Martin, a local restaurant owner, previously served on the city’s Planning and Zoning and Lodger’s Tax committees, and currently sits on the newly formed Economic Development Review Ad Hoc Committee.

“I felt the desire to serve the community,” he said of his decision to run for the seat.

Martin said he would not have run against an incumbent because he thought they were all doing a good job, but when he heard that former Commissioner Dan Stoddard would not be seeking re-election, he saw an opening.

“I would like to see the commission working together for the common good and to focus on Clovis issues,” he said.


Jennifer M. Williams

An office manager for her family’s agricultural insurance business, Williams is involved in local philanthropic organizations and church activities.

“I just thought we needed some different representation in our district and I’ve always been interested in it,” she said. “But I thought if you’re going to be interested, you might as well get involved.”

Williams said she sees the city’s biggest priority as getting over the hump of the Beauty Health Science Innovations issue and trying to figure out where things went wrong.

She is also interested in city issues such as water.


Municipal Judge

Jan M. Garrett, incumbent

A former court reporter, Garrett was first elected to the position in 2002 — the same year voters moved the position from part-time to full-time.

Attempts to contact Garrett Tuesday were unsuccessful.


Raymond Mondragon

Mondragon, a former police chief and city manager for Clovis, is currently serving as interim city manager at Santa Rosa as part of his duties with Eastern Plains Council of Governments. He has held numerous board and committee positions, including presidential terms with the Clovis-Curry County Chamber of Commerce and the Curry County United Way. In his lone run for office in 2007, he lost to Charles Guthals by six votes for a position on the Clovis Community College Board of Trustees.
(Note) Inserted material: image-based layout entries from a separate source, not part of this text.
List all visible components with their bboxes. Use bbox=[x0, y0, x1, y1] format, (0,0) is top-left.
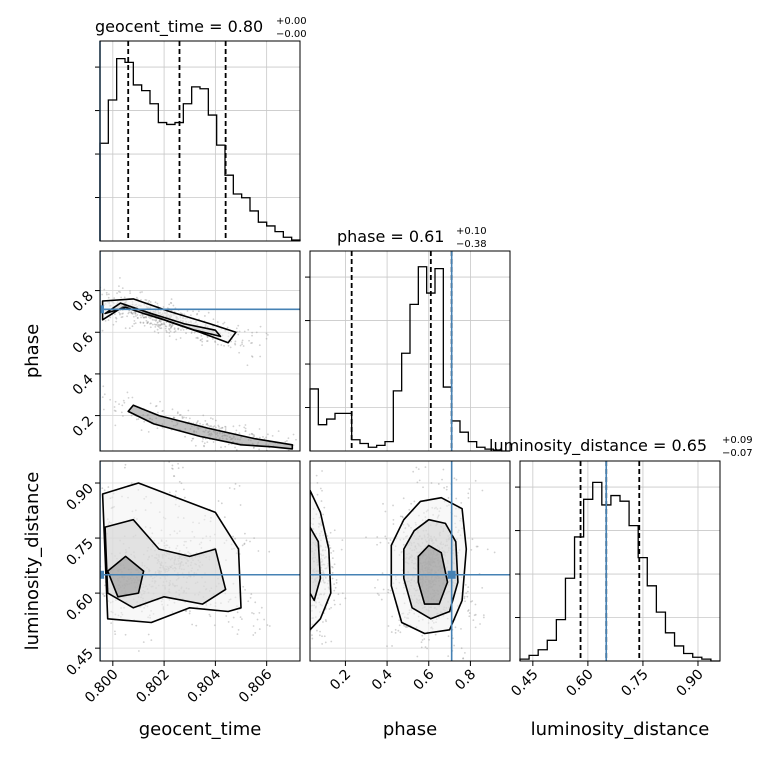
svg-text:geocent_time = 0.80: geocent_time = 0.80 bbox=[95, 17, 263, 37]
svg-text:+0.09: +0.09 bbox=[722, 435, 753, 446]
hist-panel-geocent-time bbox=[95, 40, 301, 242]
panel-frame bbox=[309, 250, 511, 452]
svg-text:+0.00: +0.00 bbox=[276, 16, 307, 27]
x-tick-label: 0.4 bbox=[369, 666, 396, 693]
density-panel-phase-vs-geocent-time bbox=[99, 250, 301, 452]
panel-frame bbox=[309, 460, 511, 662]
injection-marker bbox=[100, 570, 104, 579]
svg-text:−0.38: −0.38 bbox=[456, 239, 487, 250]
ylabel-luminosity-distance: luminosity_distance bbox=[22, 472, 43, 651]
y-tick-label: 0.8 bbox=[70, 288, 97, 315]
y-tick-label: 0.60 bbox=[63, 591, 96, 624]
panel-frame bbox=[99, 250, 301, 452]
density-panel-luminosity-distance-vs-phase bbox=[309, 460, 511, 662]
y-tick-label: 0.6 bbox=[70, 330, 97, 357]
x-tick-label: 0.45 bbox=[508, 667, 541, 700]
svg-text:luminosity_distance = 0.65: luminosity_distance = 0.65 bbox=[489, 436, 707, 456]
panel-frame bbox=[99, 460, 301, 662]
svg-text:−0.00: −0.00 bbox=[276, 29, 307, 40]
x-tick-label: 0.802 bbox=[133, 667, 173, 707]
x-tick-label: 0.90 bbox=[673, 667, 706, 700]
title-geocent-time: geocent_time = 0.80 +0.00 −0.00 bbox=[95, 16, 307, 40]
y-tick-label: 0.2 bbox=[70, 413, 97, 440]
y-tick-label: 0.90 bbox=[63, 481, 96, 514]
x-tick-label: 0.800 bbox=[82, 667, 122, 707]
y-tick-label: 0.45 bbox=[63, 646, 96, 679]
panel-frame bbox=[519, 460, 721, 662]
ylabel-phase: phase bbox=[22, 324, 43, 378]
x-tick-label: 0.2 bbox=[327, 667, 354, 694]
x-tick-label: 0.8 bbox=[452, 667, 479, 694]
density-panel-luminosity-distance-vs-geocent-time bbox=[99, 460, 301, 662]
histogram-step bbox=[99, 57, 301, 241]
injection-marker bbox=[447, 570, 456, 579]
x-tick-label: 0.60 bbox=[563, 667, 596, 700]
svg-text:−0.07: −0.07 bbox=[722, 448, 753, 459]
x-tick-label: 0.6 bbox=[411, 666, 438, 693]
x-tick-label: 0.804 bbox=[185, 666, 225, 706]
xlabel-phase: phase bbox=[383, 719, 437, 740]
contour-line bbox=[310, 526, 322, 602]
title-phase: phase = 0.61 +0.10 −0.38 bbox=[337, 226, 487, 250]
histogram-step bbox=[519, 481, 720, 662]
y-tick-label: 0.4 bbox=[70, 371, 97, 398]
hist-panel-phase bbox=[305, 250, 511, 452]
histogram-step bbox=[309, 266, 510, 452]
injection-marker bbox=[100, 305, 104, 314]
xlabel-geocent-time: geocent_time bbox=[139, 719, 262, 740]
x-tick-label: 0.75 bbox=[618, 667, 651, 700]
x-tick-label: 0.806 bbox=[236, 666, 276, 706]
svg-text:phase = 0.61: phase = 0.61 bbox=[337, 227, 444, 246]
contour-line bbox=[127, 404, 294, 450]
panel-frame bbox=[99, 40, 301, 242]
contour-line bbox=[106, 555, 145, 598]
svg-text:+0.10: +0.10 bbox=[456, 226, 487, 237]
xlabel-luminosity-distance: luminosity_distance bbox=[531, 719, 710, 740]
y-tick-label: 0.75 bbox=[63, 536, 96, 569]
title-luminosity-distance: luminosity_distance = 0.65 +0.09 −0.07 bbox=[489, 435, 753, 459]
hist-panel-luminosity-distance bbox=[515, 460, 721, 662]
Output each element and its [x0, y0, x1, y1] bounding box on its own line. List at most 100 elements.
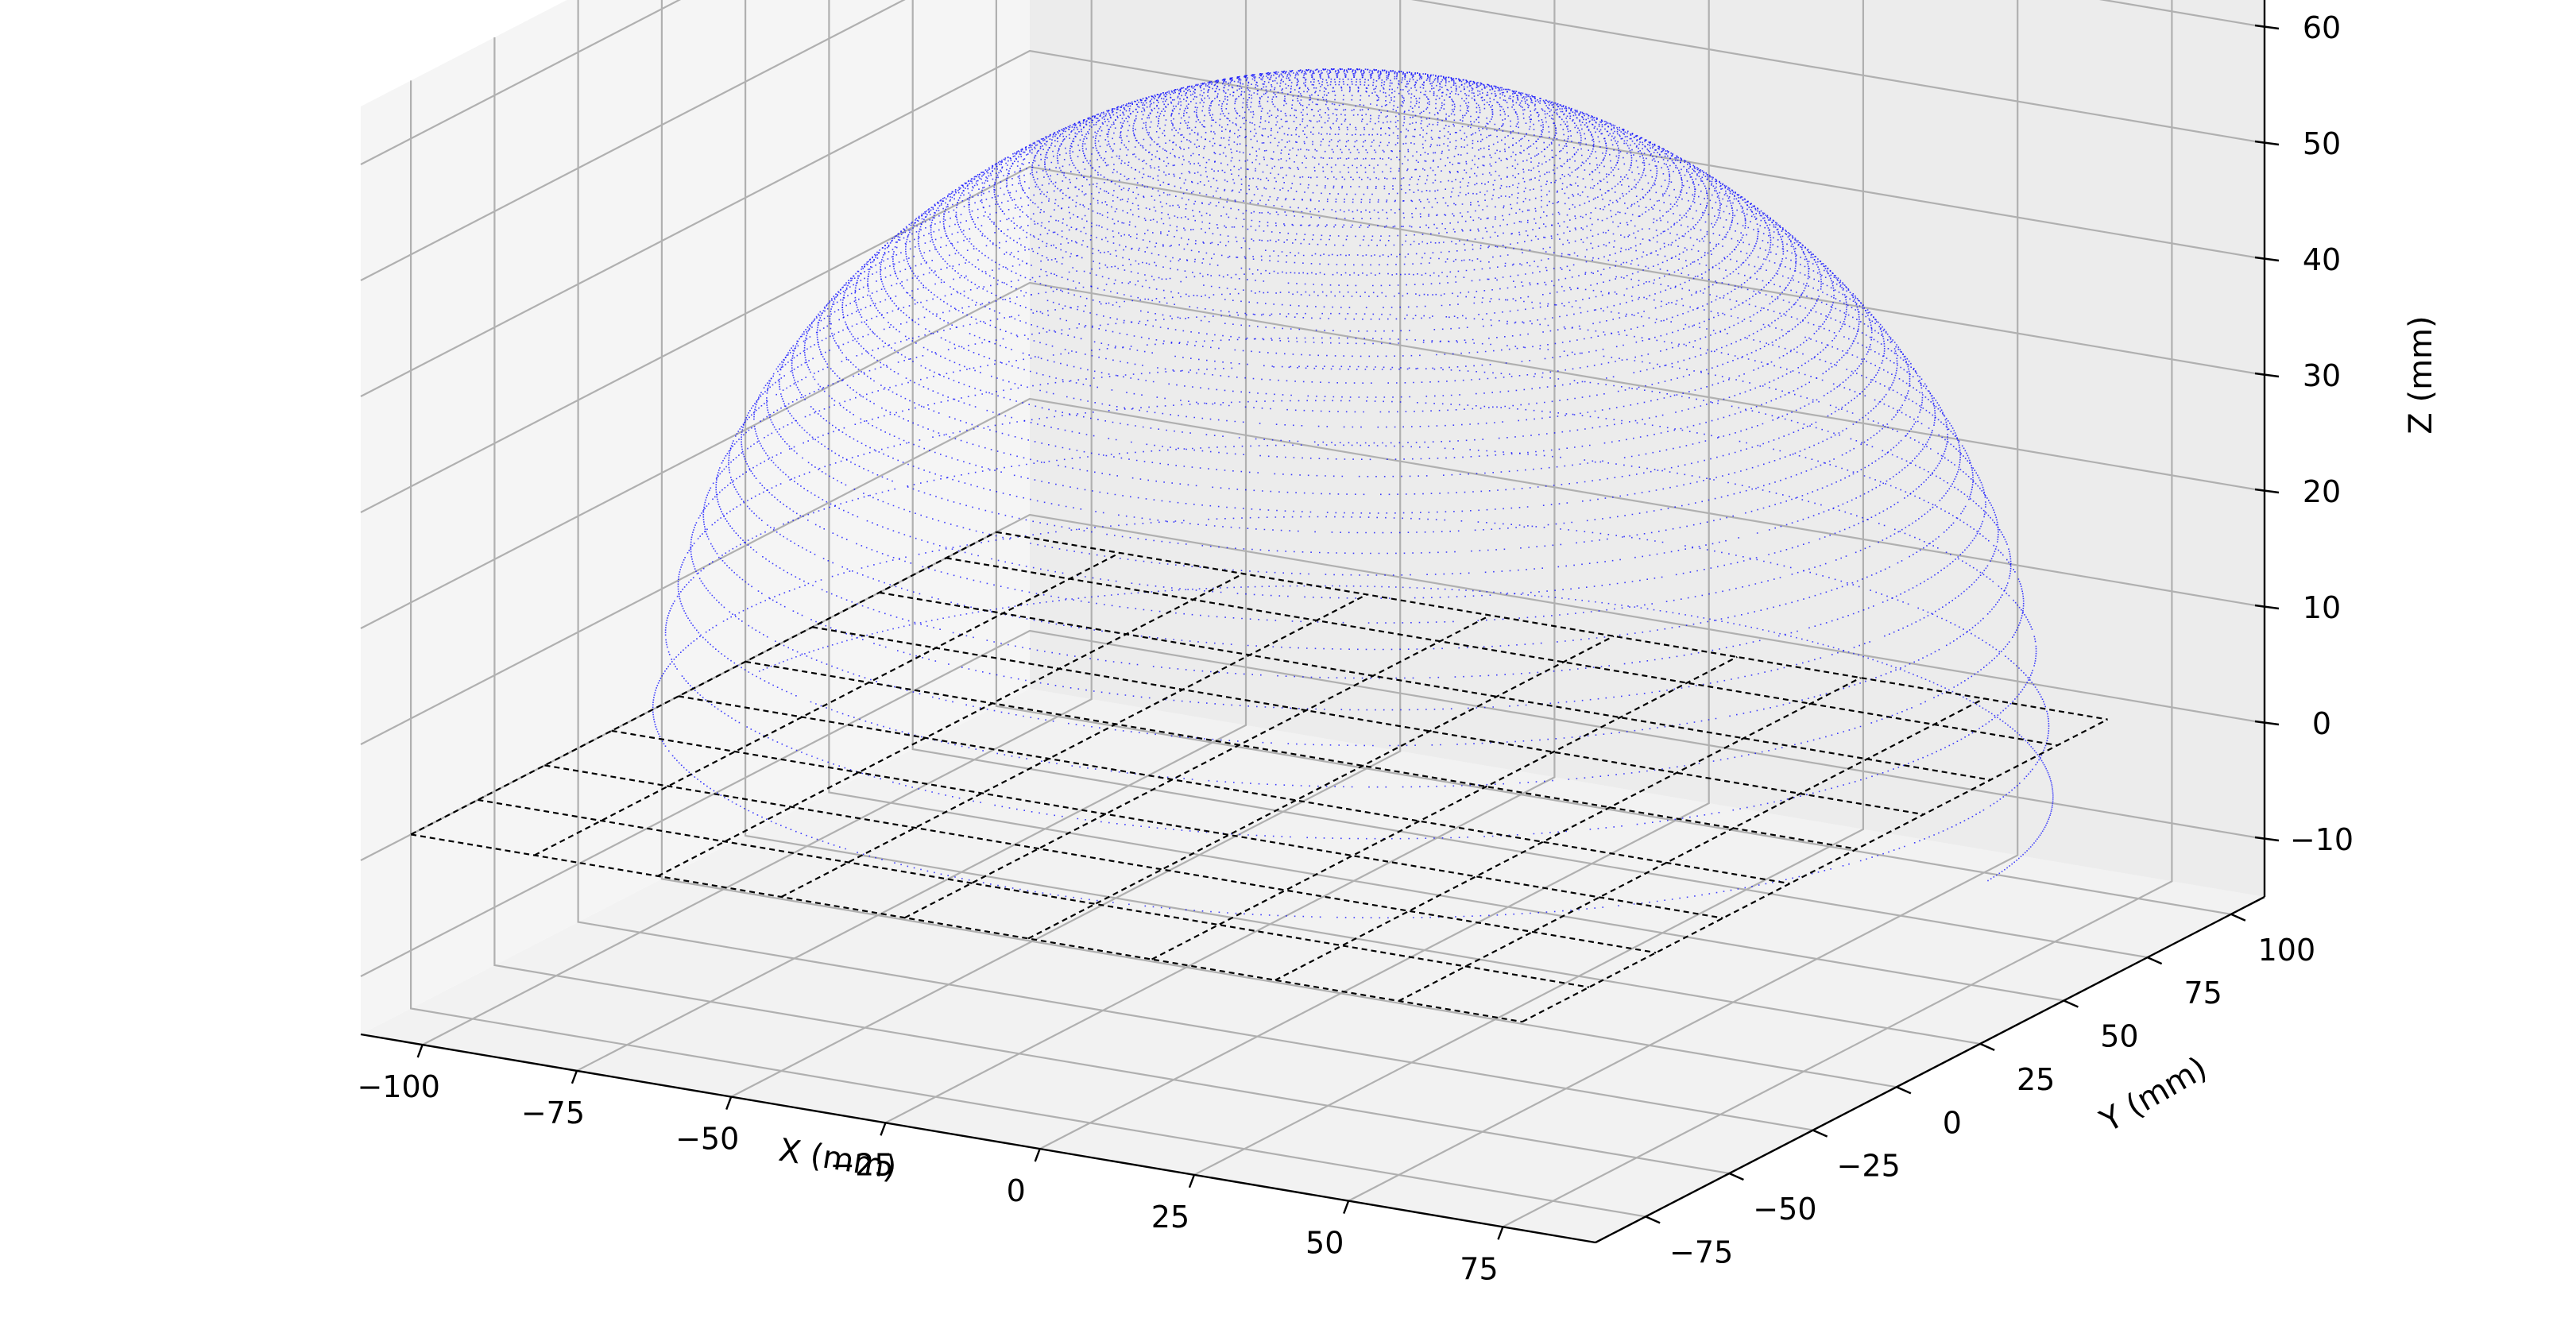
x-tick	[1497, 1226, 1504, 1240]
wire-grid-line-y	[410, 833, 1522, 1023]
z-tick	[2254, 140, 2280, 146]
z-tick-label: 30	[2303, 358, 2341, 393]
y-gridline	[409, 80, 1646, 1218]
point-cloud-ring	[1234, 72, 1468, 141]
point-cloud-ring	[778, 224, 1924, 555]
x-tick	[880, 1122, 887, 1136]
x-gridline	[730, 0, 1402, 1098]
y-tick-label: −50	[1753, 1192, 1816, 1227]
z-gridline	[360, 0, 2265, 165]
point-cloud-ring	[829, 176, 1873, 477]
x-tick-label: −100	[358, 1069, 440, 1104]
z-tick	[2254, 836, 2280, 842]
x-tick	[416, 1044, 424, 1058]
wire-grid-line-x	[780, 593, 1367, 898]
y-gridline	[660, 0, 1897, 1088]
x-gridline	[1502, 0, 2173, 1228]
point-cloud-series	[652, 68, 2054, 919]
wire-grid-line-y	[478, 798, 1590, 988]
x-tick-label: 75	[1460, 1251, 1498, 1286]
z-gridline	[360, 0, 2265, 281]
y-tick-label: −25	[1837, 1149, 1901, 1184]
point-cloud-ring	[664, 444, 2037, 840]
point-cloud-ring	[968, 99, 1734, 320]
z-tick-label: 60	[2303, 10, 2341, 45]
wire-grid-line-x	[534, 551, 1120, 856]
wire-grid-line-y	[812, 626, 1924, 816]
point-cloud-ring	[942, 109, 1759, 345]
point-cloud-ring	[652, 516, 2050, 919]
y-tick-label: 50	[2100, 1019, 2138, 1054]
z-tick-label: 10	[2303, 590, 2341, 625]
z-gridline	[360, 165, 2265, 513]
floor-pane	[361, 689, 2265, 1242]
y-gridline	[911, 0, 2148, 959]
wire-grid-line-y	[879, 591, 1991, 781]
axis-spines	[360, 0, 2266, 1244]
y-tick	[1645, 1215, 1661, 1224]
point-cloud-ring	[728, 291, 1974, 651]
x-gridline	[576, 0, 1247, 1072]
wire-grid-line-x	[1274, 677, 1862, 981]
z-gridline	[360, 629, 2265, 977]
wire-grid-line-x	[657, 573, 1244, 877]
y-gridline	[828, 0, 2064, 1002]
point-cloud-ring	[753, 254, 1948, 599]
point-cloud-ring	[917, 120, 1785, 370]
y-tick	[2147, 956, 2163, 965]
y-axis-line	[1595, 895, 2265, 1244]
y-tick	[1979, 1042, 1995, 1051]
y-tick-label: 100	[2258, 933, 2316, 968]
y-gridline	[577, 0, 1813, 1131]
y-tick	[2230, 913, 2246, 922]
z-tick-label: 20	[2303, 474, 2341, 509]
wire-grid-line-x	[1151, 655, 1738, 960]
wire-grid-line-y	[544, 764, 1657, 954]
wire-grid-line-y	[946, 557, 2058, 747]
z-gridline	[360, 397, 2265, 745]
z-gridline	[360, 49, 2265, 397]
x-tick	[725, 1096, 733, 1111]
wire-grid-line-y	[611, 729, 1723, 919]
point-cloud-ring	[677, 400, 2025, 788]
point-cloud-ring	[930, 114, 1772, 357]
wire-grid-line-y	[996, 531, 2108, 721]
point-cloud-ring	[955, 103, 1746, 332]
point-cloud-ring	[1271, 79, 1430, 126]
z-tick-label: −10	[2290, 822, 2354, 857]
y-gridline	[493, 37, 1730, 1175]
point-cloud-ring	[741, 272, 1961, 624]
wire-grid-line-x	[1027, 635, 1615, 940]
z-tick	[2254, 372, 2280, 378]
x-gridline	[1348, 0, 2019, 1202]
x-gridline	[1039, 0, 1710, 1150]
x-tick-label: 25	[1151, 1200, 1189, 1235]
x-tick	[1034, 1148, 1041, 1162]
z-tick	[2254, 720, 2280, 726]
dashed-wire-grid	[410, 531, 2109, 1023]
x-tick-label: −50	[675, 1122, 739, 1157]
point-cloud-ring	[702, 337, 1999, 711]
y-tick	[1896, 1086, 1912, 1095]
point-cloud-ring	[690, 365, 2012, 747]
point-cloud-ring	[1297, 83, 1405, 116]
z-tick	[2254, 256, 2280, 262]
point-cloud-ring	[791, 211, 1911, 534]
x-tick-label: −25	[830, 1147, 893, 1182]
point-cloud-ring	[905, 126, 1797, 384]
x-tick	[1188, 1174, 1196, 1188]
point-cloud-ring	[1081, 72, 1620, 228]
y-tick-label: −75	[1669, 1235, 1733, 1270]
x-gridline	[422, 0, 1093, 1046]
y-tick	[1728, 1172, 1744, 1181]
y-tick	[2063, 999, 2079, 1008]
x-gridline	[884, 0, 1556, 1124]
y-gridline	[744, 0, 1981, 1045]
z-tick	[2254, 24, 2280, 30]
point-cloud-ring	[1044, 78, 1658, 256]
x-tick	[571, 1070, 578, 1084]
point-cloud-ring	[1019, 83, 1683, 276]
y-tick-label: 0	[1943, 1105, 1962, 1140]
“I had thought about (running for a judge position) a long time ago when I retired as chief,” Mondragon said. “I decided against that because my wife was a judge’s clerk. She retired last year; however, and I decided municipal judge would be a better fit for me because of my knowledge of city ordinances.”

Fast facts

Important municipal election dates to remember:
•  Filing day for write-in candidates is 8 a.m. and 5 p.m Jan. 14 at the city clerk’s office.
•  Absentee voting begins Jan. 28.
•  Early voting begins Feb. 12 at the city clerk’s office during regular business hours.
•  Election day is 7 a.m. to 7 p.m. March 4.